4. De beoordeling van de klacht

4.1 Alvorens tot beoordeling van de klacht over te gaan, wordt overwogen dat op grond van het bepaalde in artikel 34, eerste lid van de Gerechtsdeurwaarderswet gerechtsdeurwaarders (waarnemend gerechtsdeurwaarders en kandidaat-gerechtsdeurwaarders inbegrepen) aan tuchtrechtspraak zijn onderworpen. Het

gerechtsdeurwaarderskantoor [     ] kan niet als beklaagde worden aangemerkt. De gerechtsdeurwaarder die het beslag heeft gelegd wordt aangemerkt als beklaagde.  Hiermee is in de aanhef van deze beschikking al rekening gehouden.

4.2 Op grond van het bepaalde in artikel 34 van de Gerechtsdeurwaarderswet zijn gerechtsdeurwaarders en kandidaat-gerechtsdeurwaarders onderworpen aan tuchtrechtspraak ter zake van enig handelen of nalaten in strijd met enige bij of krachtens deze wet gegeven bepaling en ter zake van enig handelen of nalaten dat een behoorlijk gerechtsdeurwaarder of kandidaat-gerechtsdeurwaarder niet betaamt.
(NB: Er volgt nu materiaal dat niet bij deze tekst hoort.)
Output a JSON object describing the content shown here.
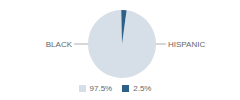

Ter beoordeling staat of de handelwijze van de gerechtsdeurwaarder een tuchtrechtelijk verwijtbare gedraging in de zin van dit artikel oplevert.

4.3 Van de gerechtsdeurwaarder had in dit geval - klager stond onder begeleiding van [     ] en bij een eerder gemiste termijn zijn maar liefst drie brieven geschreven - verwacht mogen worden dat hij met de gemachtigde contact had opgenomen  alvorens tot beslaglegging over te gaan. Hiervoor bestond ook ruimschoots de gelegenheid, nu vier maanden zijn verstreken tussen het staken van de betalingen en het leggen van beslag. Ook gezien de hoge executiekosten, die de gerechtsdeurwaarder ter zitting overigens niet geheel kon verantwoorden en gelet op de geringe omvang van het restant verschuldigde, acht de Kamer het handelen van de gerechtsdeurwaarder tuchtrechtelijk laakbaar en ziet de Kamer aanleiding tot opleggen van na te noemen maatregel.

5. Op grond van het voorgaande wordt beslist als volgt.

 

BESLISSING

De Kamer voor Gerechtsdeurwaarders:

-                     verklaart de klacht gegrond;

-                     legt aan de gerechtsdeurwaarder de maatregel van berisping op.

Aldus gegeven door mr. C.W. Inden, voorzitter, mr. A.W.J. Ros en

M.W. de Ruijter,  leden, en uitgesproken ter openbare terechtzitting van 19 augustus 2014 in tegenwoordigheid van de secretaris.

Tegen deze beslissing kan binnen dertig dagen na dagtekening van verzending van het afschrift van de beslissing hoger beroep worden ingesteld bij het gerechtshof Amsterdam, Postbus 1312, 1000 BH Amsterdam.